For all its devious comedy, the jokes about bogus holy men and the impenetrable Indian caste system, and some uproarious dialogue, Bhattacharya's novel tackles the serious theme of a young girl's attempt to detach herself from the stifling bonds of family and establish her independence. Hem's problems begin when as a sexually ambitious 13-year-old she is seduced by a local barber. Her marriage prospects gravely imperilled, she is despatched to the Champaboti Girls' High School. Seeking to evade the prescriptive friendships of schoolgirl snobbery, she is inveigled into the school's unofficial soccer team.
Throughout the rest of the novel, sport and familial obligation uneasily contend. In the face of maternal opposition, Hem strikes back by enlisting her ne'er-do-well uncle, now masquerading as a holy man, to provide scriptural authentication, a ruse that succeeds until the occasion on which a charity match against a rival school ends in a riot. Married, after several hitches, to a mother-fixated clerk from the Animal Husbandry department - one of these interludes allows her an unsuccessful trial for the first Bengali professional club for women - Hem's horizons are further reduced when roguish Uncle Nontu elopes with her mother-in-law. With her husband regressing towards infanthood and destitution imminent, only football can offer salvation.

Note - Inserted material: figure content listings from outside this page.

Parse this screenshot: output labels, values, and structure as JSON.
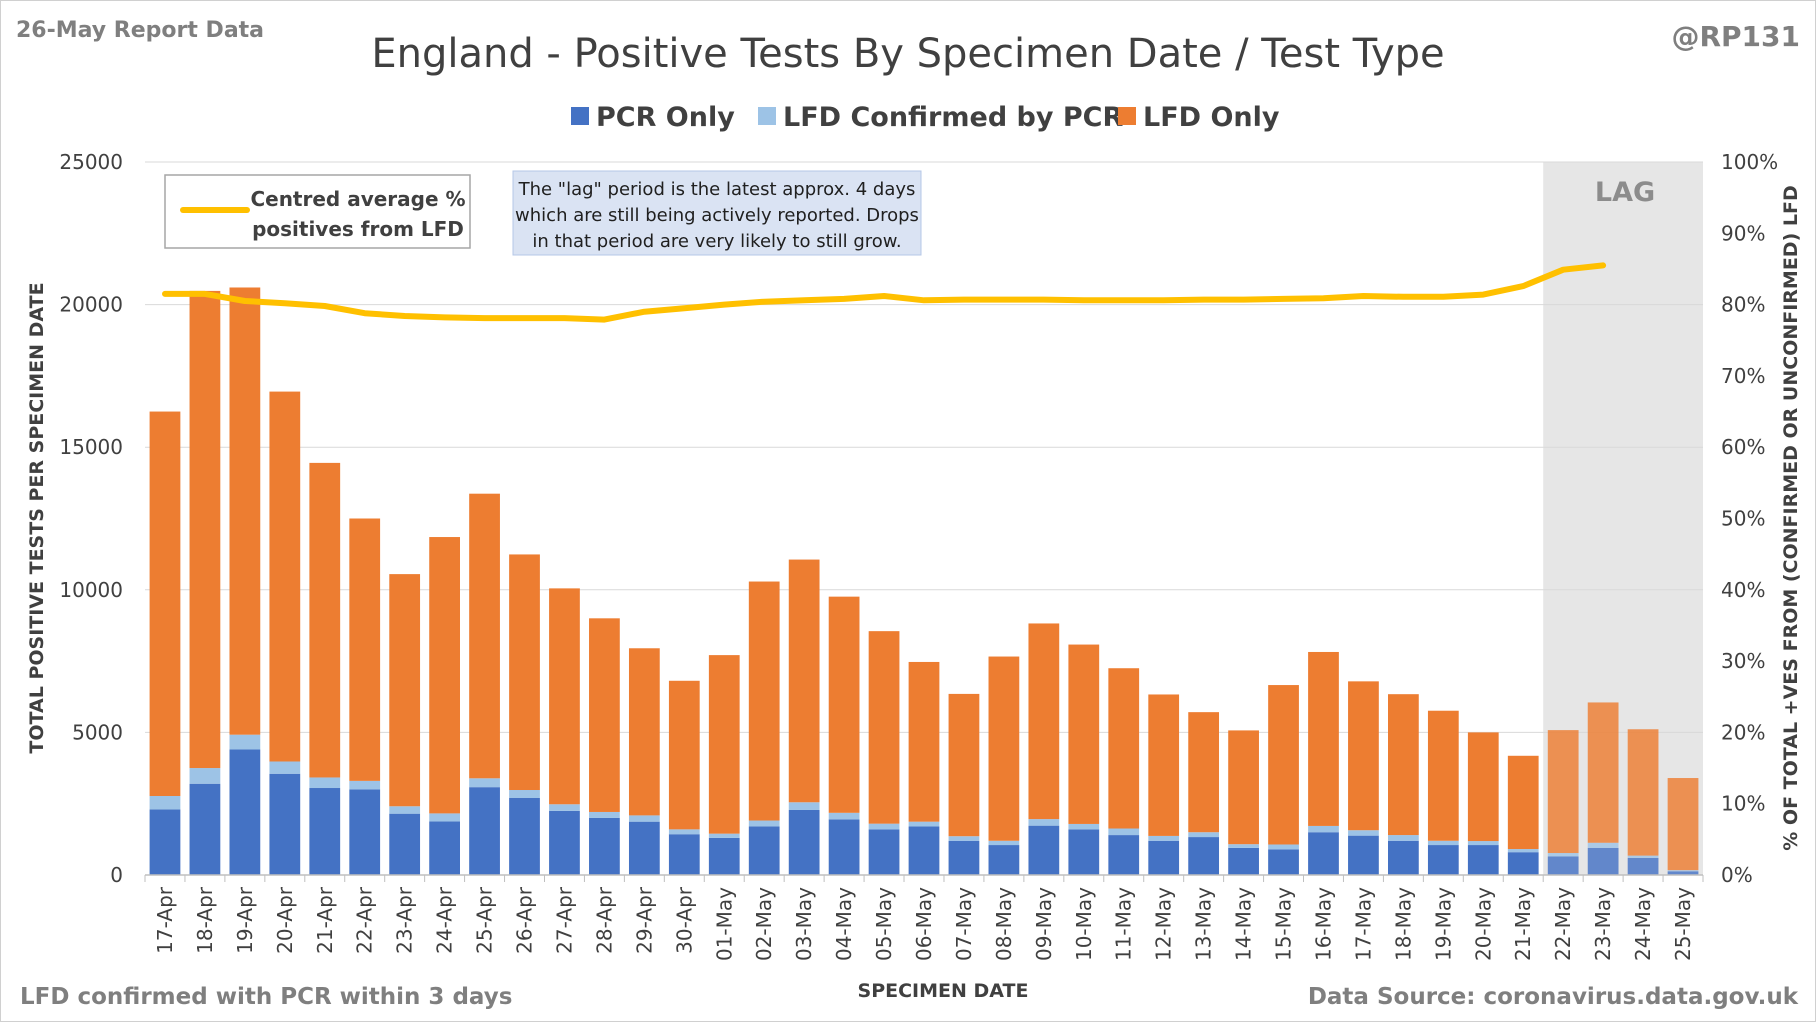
{
  "header": {
    "report_label": "26-May Report Data",
    "handle": "@RP131"
  },
  "footer": {
    "left_note": "LFD confirmed with PCR within 3 days",
    "source": "Data Source: coronavirus.data.gov.uk"
  },
  "colors": {
    "pcr_only": "#4472c4",
    "lfd_confirmed": "#9dc3e6",
    "lfd_only": "#ed7d31",
    "average_line": "#ffc000",
    "lag_shade": "#e6e6e6",
    "note_box": "#dae3f3"
  },
  "annotations": {
    "lag_label": "LAG",
    "lag_note": [
      "The \"lag\" period is the latest approx. 4 days",
      "which are still being actively reported.  Drops",
      "in that period are very likely to still grow."
    ],
    "average_legend": [
      "Centred average %",
      "positives from LFD"
    ]
  },
  "chart_data": {
    "type": "bar",
    "stacked": true,
    "title": "England - Positive Tests By Specimen Date / Test Type",
    "xlabel": "SPECIMEN DATE",
    "ylabel": "TOTAL POSITIVE TESTS PER SPECIMEN DATE",
    "y2label": "% OF TOTAL +VES FROM (CONFIRMED OR UNCONFIRMED) LFD",
    "ylim": [
      0,
      25000
    ],
    "yticks": [
      "0",
      "5000",
      "10000",
      "15000",
      "20000",
      "25000"
    ],
    "y2lim": [
      0,
      100
    ],
    "y2ticks": [
      "0%",
      "10%",
      "20%",
      "30%",
      "40%",
      "50%",
      "60%",
      "70%",
      "80%",
      "90%",
      "100%"
    ],
    "legend_position": "top",
    "grid": true,
    "categories": [
      "17-Apr",
      "18-Apr",
      "19-Apr",
      "20-Apr",
      "21-Apr",
      "22-Apr",
      "23-Apr",
      "24-Apr",
      "25-Apr",
      "26-Apr",
      "27-Apr",
      "28-Apr",
      "29-Apr",
      "30-Apr",
      "01-May",
      "02-May",
      "03-May",
      "04-May",
      "05-May",
      "06-May",
      "07-May",
      "08-May",
      "09-May",
      "10-May",
      "11-May",
      "12-May",
      "13-May",
      "14-May",
      "15-May",
      "16-May",
      "17-May",
      "18-May",
      "19-May",
      "20-May",
      "21-May",
      "22-May",
      "23-May",
      "24-May",
      "25-May"
    ],
    "lag_categories": [
      "22-May",
      "23-May",
      "24-May",
      "25-May"
    ],
    "series": [
      {
        "name": "PCR Only",
        "values": [
          2300,
          3200,
          4400,
          3550,
          3050,
          3000,
          2150,
          1880,
          3080,
          2700,
          2250,
          2000,
          1870,
          1430,
          1300,
          1700,
          2280,
          1950,
          1600,
          1700,
          1200,
          1050,
          1730,
          1600,
          1400,
          1200,
          1330,
          950,
          900,
          1500,
          1380,
          1200,
          1050,
          1050,
          800,
          650,
          950,
          600,
          130
        ]
      },
      {
        "name": "LFD Confirmed by PCR",
        "values": [
          470,
          550,
          520,
          430,
          370,
          300,
          260,
          280,
          310,
          280,
          230,
          210,
          220,
          170,
          150,
          210,
          270,
          230,
          200,
          170,
          160,
          150,
          230,
          190,
          230,
          170,
          170,
          130,
          170,
          220,
          190,
          200,
          150,
          140,
          110,
          120,
          180,
          80,
          40
        ]
      },
      {
        "name": "LFD Only",
        "values": [
          13480,
          16730,
          15680,
          12970,
          11030,
          9200,
          8140,
          9690,
          9980,
          8260,
          7570,
          6790,
          5860,
          5210,
          6260,
          8380,
          8510,
          7580,
          6750,
          5600,
          4990,
          6460,
          6860,
          6290,
          5620,
          4960,
          4210,
          3990,
          5590,
          6100,
          5220,
          4940,
          4560,
          3810,
          3270,
          4310,
          4920,
          4430,
          3230
        ]
      },
      {
        "name": "Centred average % positives from LFD",
        "axis": "secondary",
        "values": [
          81.5,
          81.5,
          80.5,
          80.2,
          79.8,
          78.8,
          78.4,
          78.2,
          78.1,
          78.1,
          78.1,
          77.9,
          79.0,
          79.5,
          80.0,
          80.4,
          80.6,
          80.8,
          81.2,
          80.6,
          80.7,
          80.7,
          80.7,
          80.6,
          80.6,
          80.6,
          80.7,
          80.7,
          80.8,
          80.9,
          81.2,
          81.1,
          81.1,
          81.4,
          82.6,
          84.9,
          85.5,
          null,
          null
        ]
      }
    ]
  }
}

Unobtrusively paced and plotted, Hem and Football achieves its best effects when it forsakes comic realism for the high whimsicality of Uncle Nontu's scriptural tampering and Babu's infantilism. Another high point is Miss Nag, coach to the professional side and a devout Marxist, who distributes copies of the Communist Manifesto to the members of her squad and encourages them to relate its principles to their play. 'The whole thing only makes sense if we consider ourselves as proletarians and our opponents as the bourgeoisie,' Hem's friend Tama explains. An epigraph from Tommy Docherty's Better Football sustains this fantastical air.